Traditions: Are they peer pressure from dead people?

Estimated read time 4 min read
A Facebook saying Tradition is a noun for peer pressure from dead people.

I came across this humorous definition of the word tradition on Facebook.

But are traditions peer pressure from dead people? The answer is yes, sometimes they are, even though the people in question aren’t always dead.

And sometimes, a tradition is a guideline helping you navigate through the winding country lanes of life without falling into every pothole.

It’s your responsibility to see the difference.

Let’s have a closer look at what traditions are.

How to act and behave

According to the Cambridge Dictionary, a tradition is:

“a belief, principle, or way of acting that people in a particular society or group have continued to follow for a long time, or all of these beliefs, etc. in a particular society or group.”

This is closely related to the word norm, even though a tradition is often about how to do things, while a norm might be more about how to behave.

I won’t differentiate between the two here. It’s all about rules of action and conduct handed down to us from the groups we are members of.

Growing potatoes in the Norwegian mountains

And sometimes, this is useful.

Imagine a valley high up in the Norwegian mountains. The farmers up there planted the potatoes on or just after St. Hallvard’s Day (the 15th of May) for hundreds of years.

This was based on knowledge earned the hard way through centuries. If they planted earlier, the crop might be damaged by late spring frost. A surprisingly early cold snap in October could bereave them of their winter provisions if they planted later.

But what if the climate changed, as in the Little Ice Age, lasting from the 14th to the 19th century?

A man working on a field in the 1800s, there's snow on the ground.

This is how we do things around here!

Traditions can quickly go from life-saving to dangerous or repressing if not questioned.

Many cultures still treat women and girls as their father’s or husband’s property, stuck in their homes without individual worth or rights.

For all we know, this might have started as an honourable measure to protect women in an area and era of violence and anarchy thousands of years ago.

However, while our world constantly changes, we tend to cling to traditions for as long as possible. “This is how we do things around here!” Protection turns into oppression.
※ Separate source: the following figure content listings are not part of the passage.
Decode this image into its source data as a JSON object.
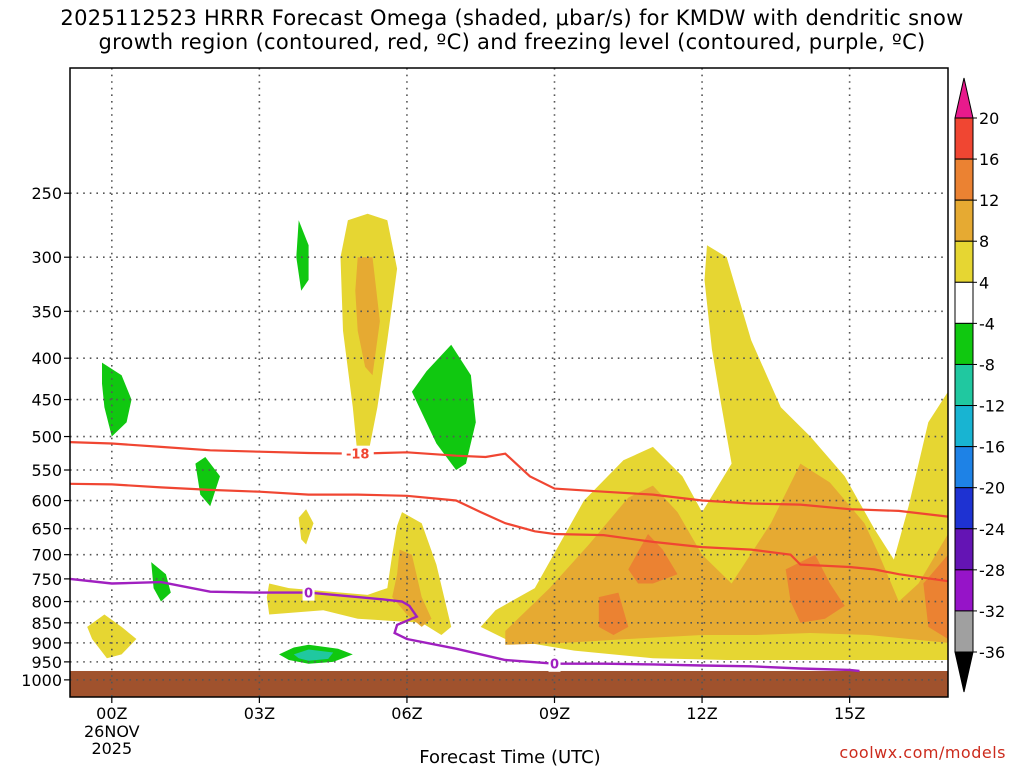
{
  "chart_data": {
    "type": "heatmap",
    "title_line1": "2025112523 HRRR Forecast Omega (shaded, μbar/s) for KMDW with dendritic snow",
    "title_line2": "growth region (contoured, red, ºC) and freezing level (contoured, purple, ºC)",
    "xlabel": "Forecast Time (UTC)",
    "ylabel": "",
    "x_unit": "hours since 00Z 26NOV2025",
    "xlim": [
      -0.85,
      17.0
    ],
    "x_ticks": [
      {
        "x": 0,
        "label": "00Z",
        "sub1": "26NOV",
        "sub2": "2025"
      },
      {
        "x": 3,
        "label": "03Z"
      },
      {
        "x": 6,
        "label": "06Z"
      },
      {
        "x": 9,
        "label": "09Z"
      },
      {
        "x": 12,
        "label": "12Z"
      },
      {
        "x": 15,
        "label": "15Z"
      }
    ],
    "y_unit": "hPa (log scale, inverted)",
    "ylim": [
      1050,
      175
    ],
    "y_ticks": [
      250,
      300,
      350,
      400,
      450,
      500,
      550,
      600,
      650,
      700,
      750,
      800,
      850,
      900,
      950,
      1000
    ],
    "grid": true,
    "ground_level_hPa": 975,
    "ground_color": "#a0522d",
    "colorbar": {
      "labels": [
        "20",
        "16",
        "12",
        "8",
        "4",
        "-4",
        "-8",
        "-12",
        "-16",
        "-20",
        "-24",
        "-28",
        "-32",
        "-36"
      ],
      "colors": [
        "#e81a8c",
        "#f04632",
        "#eb8232",
        "#e6aa32",
        "#e6d632",
        "#ffffff",
        "#10c810",
        "#20c8a0",
        "#18b4d2",
        "#1e82e6",
        "#1e32d2",
        "#6414b4",
        "#9614c8",
        "#a0a0a0",
        "#000000"
      ]
    },
    "omega_regions": [
      {
        "level": "4",
        "color": "#e6d632",
        "points": [
          [
            4.8,
            270
          ],
          [
            5.2,
            265
          ],
          [
            5.6,
            270
          ],
          [
            5.8,
            310
          ],
          [
            5.6,
            380
          ],
          [
            5.4,
            460
          ],
          [
            5.2,
            530
          ],
          [
            5.0,
            530
          ],
          [
            4.9,
            460
          ],
          [
            4.7,
            370
          ],
          [
            4.65,
            300
          ]
        ]
      },
      {
        "level": "8",
        "color": "#e6aa32",
        "points": [
          [
            5.0,
            300
          ],
          [
            5.3,
            300
          ],
          [
            5.45,
            360
          ],
          [
            5.3,
            420
          ],
          [
            5.15,
            410
          ],
          [
            5.0,
            370
          ],
          [
            4.95,
            330
          ]
        ]
      },
      {
        "level": "4",
        "color": "#e6d632",
        "points": [
          [
            3.8,
            630
          ],
          [
            3.95,
            615
          ],
          [
            4.1,
            640
          ],
          [
            3.95,
            680
          ],
          [
            3.85,
            670
          ]
        ]
      },
      {
        "level": "4",
        "color": "#e6d632",
        "points": [
          [
            -0.5,
            860
          ],
          [
            -0.15,
            830
          ],
          [
            0.2,
            860
          ],
          [
            0.5,
            890
          ],
          [
            0.2,
            930
          ],
          [
            -0.1,
            940
          ],
          [
            -0.4,
            890
          ]
        ]
      },
      {
        "level": "4",
        "color": "#e6d632",
        "points": [
          [
            3.2,
            760
          ],
          [
            3.6,
            770
          ],
          [
            5.2,
            785
          ],
          [
            5.6,
            770
          ],
          [
            5.7,
            700
          ],
          [
            5.8,
            645
          ],
          [
            5.9,
            620
          ],
          [
            6.3,
            640
          ],
          [
            6.6,
            720
          ],
          [
            6.9,
            860
          ],
          [
            6.7,
            880
          ],
          [
            6.3,
            850
          ],
          [
            5.0,
            840
          ],
          [
            4.3,
            820
          ],
          [
            3.2,
            830
          ],
          [
            3.15,
            790
          ]
        ]
      },
      {
        "level": "8",
        "color": "#e6aa32",
        "points": [
          [
            5.85,
            690
          ],
          [
            6.1,
            700
          ],
          [
            6.3,
            790
          ],
          [
            6.5,
            840
          ],
          [
            6.3,
            860
          ],
          [
            6.0,
            830
          ],
          [
            5.7,
            790
          ],
          [
            5.8,
            740
          ]
        ]
      },
      {
        "level": "4",
        "color": "#e6d632",
        "points": [
          [
            12.1,
            290
          ],
          [
            12.5,
            300
          ],
          [
            13.0,
            380
          ],
          [
            13.6,
            460
          ],
          [
            14.2,
            500
          ],
          [
            14.9,
            560
          ],
          [
            15.5,
            650
          ],
          [
            15.9,
            710
          ],
          [
            16.2,
            610
          ],
          [
            16.6,
            480
          ],
          [
            17.0,
            440
          ],
          [
            17.0,
            945
          ],
          [
            12.5,
            945
          ],
          [
            11.0,
            940
          ],
          [
            9.4,
            920
          ],
          [
            8.0,
            890
          ],
          [
            7.5,
            860
          ],
          [
            7.8,
            820
          ],
          [
            8.6,
            770
          ],
          [
            9.6,
            600
          ],
          [
            10.4,
            535
          ],
          [
            11.0,
            515
          ],
          [
            11.6,
            560
          ],
          [
            12.0,
            620
          ],
          [
            12.6,
            540
          ],
          [
            12.4,
            460
          ],
          [
            12.2,
            390
          ],
          [
            12.05,
            320
          ]
        ]
      },
      {
        "level": "8",
        "color": "#e6aa32",
        "points": [
          [
            8.0,
            870
          ],
          [
            8.9,
            770
          ],
          [
            9.7,
            680
          ],
          [
            10.5,
            595
          ],
          [
            11.0,
            575
          ],
          [
            11.5,
            620
          ],
          [
            12.0,
            700
          ],
          [
            12.6,
            760
          ],
          [
            13.4,
            640
          ],
          [
            14.0,
            540
          ],
          [
            14.6,
            570
          ],
          [
            15.3,
            640
          ],
          [
            15.6,
            700
          ],
          [
            16.0,
            800
          ],
          [
            16.4,
            760
          ],
          [
            17.0,
            660
          ],
          [
            17.0,
            900
          ],
          [
            15.4,
            880
          ],
          [
            14.2,
            875
          ],
          [
            13.1,
            880
          ],
          [
            12.0,
            880
          ],
          [
            10.5,
            890
          ],
          [
            9.2,
            900
          ],
          [
            8.0,
            905
          ]
        ]
      },
      {
        "level": "12",
        "color": "#eb8232",
        "points": [
          [
            9.9,
            790
          ],
          [
            10.3,
            780
          ],
          [
            10.5,
            860
          ],
          [
            10.2,
            880
          ],
          [
            9.9,
            860
          ]
        ]
      },
      {
        "level": "12",
        "color": "#eb8232",
        "points": [
          [
            10.5,
            730
          ],
          [
            10.9,
            660
          ],
          [
            11.2,
            690
          ],
          [
            11.5,
            740
          ],
          [
            11.0,
            760
          ],
          [
            10.7,
            760
          ]
        ]
      },
      {
        "level": "12",
        "color": "#eb8232",
        "points": [
          [
            13.7,
            730
          ],
          [
            14.3,
            700
          ],
          [
            14.6,
            760
          ],
          [
            14.9,
            810
          ],
          [
            14.5,
            840
          ],
          [
            14.0,
            850
          ],
          [
            13.8,
            800
          ]
        ]
      },
      {
        "level": "12",
        "color": "#eb8232",
        "points": [
          [
            16.5,
            760
          ],
          [
            17.0,
            700
          ],
          [
            17.0,
            890
          ],
          [
            16.6,
            860
          ]
        ]
      },
      {
        "level": "-4",
        "color": "#10c810",
        "points": [
          [
            3.8,
            270
          ],
          [
            4.0,
            290
          ],
          [
            4.0,
            320
          ],
          [
            3.85,
            330
          ],
          [
            3.75,
            300
          ]
        ]
      },
      {
        "level": "-4",
        "color": "#10c810",
        "points": [
          [
            -0.2,
            405
          ],
          [
            0.2,
            420
          ],
          [
            0.4,
            450
          ],
          [
            0.3,
            480
          ],
          [
            0.0,
            500
          ],
          [
            -0.15,
            460
          ],
          [
            -0.2,
            430
          ]
        ]
      },
      {
        "level": "-4",
        "color": "#10c810",
        "points": [
          [
            1.7,
            540
          ],
          [
            1.9,
            530
          ],
          [
            2.2,
            560
          ],
          [
            2.0,
            610
          ],
          [
            1.8,
            590
          ]
        ]
      },
      {
        "level": "-4",
        "color": "#10c810",
        "points": [
          [
            0.8,
            715
          ],
          [
            1.1,
            740
          ],
          [
            1.2,
            780
          ],
          [
            1.0,
            800
          ],
          [
            0.85,
            770
          ]
        ]
      },
      {
        "level": "-4",
        "color": "#10c810",
        "points": [
          [
            6.9,
            385
          ],
          [
            7.3,
            420
          ],
          [
            7.4,
            480
          ],
          [
            7.2,
            540
          ],
          [
            7.0,
            550
          ],
          [
            6.6,
            510
          ],
          [
            6.1,
            440
          ],
          [
            6.4,
            415
          ]
        ]
      },
      {
        "level": "-4",
        "color": "#10c810",
        "points": [
          [
            3.4,
            930
          ],
          [
            3.7,
            912
          ],
          [
            4.0,
            905
          ],
          [
            4.6,
            915
          ],
          [
            4.9,
            930
          ],
          [
            4.5,
            950
          ],
          [
            4.0,
            955
          ],
          [
            3.6,
            945
          ]
        ]
      },
      {
        "level": "-8",
        "color": "#20c8a0",
        "points": [
          [
            3.7,
            930
          ],
          [
            4.0,
            917
          ],
          [
            4.5,
            925
          ],
          [
            4.4,
            942
          ],
          [
            4.0,
            947
          ],
          [
            3.8,
            940
          ]
        ]
      }
    ],
    "dendritic_contours": [
      {
        "level": "-18",
        "color": "#f04632",
        "label": "-18",
        "label_at": [
          5.0,
          525
        ],
        "points": [
          [
            -0.85,
            508
          ],
          [
            0.0,
            510
          ],
          [
            1.0,
            515
          ],
          [
            2.0,
            520
          ],
          [
            3.0,
            522
          ],
          [
            4.0,
            524
          ],
          [
            5.0,
            525
          ],
          [
            6.0,
            523
          ],
          [
            7.0,
            528
          ],
          [
            7.6,
            530
          ],
          [
            8.0,
            525
          ],
          [
            8.5,
            560
          ],
          [
            9.0,
            580
          ],
          [
            10.0,
            585
          ],
          [
            11.0,
            590
          ],
          [
            12.0,
            600
          ],
          [
            13.0,
            605
          ],
          [
            14.0,
            607
          ],
          [
            15.0,
            615
          ],
          [
            16.0,
            618
          ],
          [
            17.0,
            628
          ]
        ]
      },
      {
        "level": "-12",
        "color": "#f04632",
        "points": [
          [
            -0.85,
            572
          ],
          [
            0.0,
            573
          ],
          [
            1.0,
            578
          ],
          [
            2.0,
            582
          ],
          [
            3.0,
            585
          ],
          [
            4.0,
            590
          ],
          [
            5.0,
            590
          ],
          [
            6.0,
            592
          ],
          [
            7.0,
            600
          ],
          [
            7.5,
            620
          ],
          [
            8.0,
            640
          ],
          [
            8.6,
            655
          ],
          [
            9.0,
            660
          ],
          [
            10.0,
            662
          ],
          [
            11.0,
            675
          ],
          [
            12.0,
            685
          ],
          [
            13.0,
            690
          ],
          [
            13.8,
            700
          ],
          [
            14.0,
            720
          ],
          [
            15.0,
            725
          ],
          [
            15.5,
            730
          ],
          [
            16.0,
            740
          ],
          [
            17.0,
            755
          ]
        ]
      }
    ],
    "freezing_level": {
      "level": "0",
      "color": "#a020c0",
      "labels": [
        {
          "text": "0",
          "at": [
            4.0,
            780
          ]
        },
        {
          "text": "0",
          "at": [
            9.0,
            955
          ]
        }
      ],
      "points": [
        [
          -0.85,
          750
        ],
        [
          0.0,
          760
        ],
        [
          1.0,
          757
        ],
        [
          2.0,
          778
        ],
        [
          3.0,
          780
        ],
        [
          4.0,
          780
        ],
        [
          5.0,
          790
        ],
        [
          5.5,
          795
        ],
        [
          5.9,
          800
        ],
        [
          6.05,
          810
        ],
        [
          6.2,
          835
        ],
        [
          5.8,
          855
        ],
        [
          5.75,
          875
        ],
        [
          6.0,
          890
        ],
        [
          7.0,
          915
        ],
        [
          8.0,
          945
        ],
        [
          9.0,
          955
        ],
        [
          10.0,
          955
        ],
        [
          11.0,
          957
        ],
        [
          12.0,
          960
        ],
        [
          13.0,
          962
        ],
        [
          14.0,
          968
        ],
        [
          15.0,
          972
        ],
        [
          15.2,
          975
        ]
      ]
    }
  },
  "axes": {
    "xlabel_text": "Forecast Time (UTC)"
  },
  "credit": "coolwx.com/models"
}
Knowledge turns into shackles. Frozen potatoes turn into a rotten, inedible mash.

Why: the most important word in our language

As knowledge-based guidelines from a particular environment at a specific time, traditions can save us from inventing the wheel daily and avoid the worst mistakes.

Following traditions blindly, on the other hand, is lazy, irresponsible, and sometimes cruel.

It is our right and responsibility to always speak, or at least think, the most important word in our language whenever we encounter traditions, customs and norms.

The word is: why?

Why is this the right thing to do? Why did this become a tradition? Why should we do things this way here and now – is it understandable or even defendable?

The answer might sometimes be “yes”, of course. But at least you asked the question. You didn’t sluggishly drift down the river.

A young woman creaming the word "Why?"

Avoiding Christmas parties and other heedless habits

Regardless of whether the people applying peer pressure are dead or living, peer pressure is rarely to anyone’s benefit anyway. Not if you don’t get an immediate answer when you use the why word.

So start practising that word. Now.

“Get up and go to school, son.” “Why?” “Because you’ll never get a job without your exams, and you’ll never keep a job if you sleep in every day.”

Sounds reasonable. But how about this:

“You must come to Aunt Edna’s Christmas party!” “Why? I’m not too fond of big parties. They make me anxious.” “Don’t be so selfish. Aunt Edna would be devastated if you don’t come.”

Really? Try again:

Why? It’s probably enough for Aunt Edna to cook for the 30 people who do come. I think she’ll be fine.” “Don’t be silly! This is how we always do Christmas in our family.”

So, it’s a tradition just because it’s a tradition and must still be obeyed whatever the consequences for you and others?

Explanation not accepted. Case closed.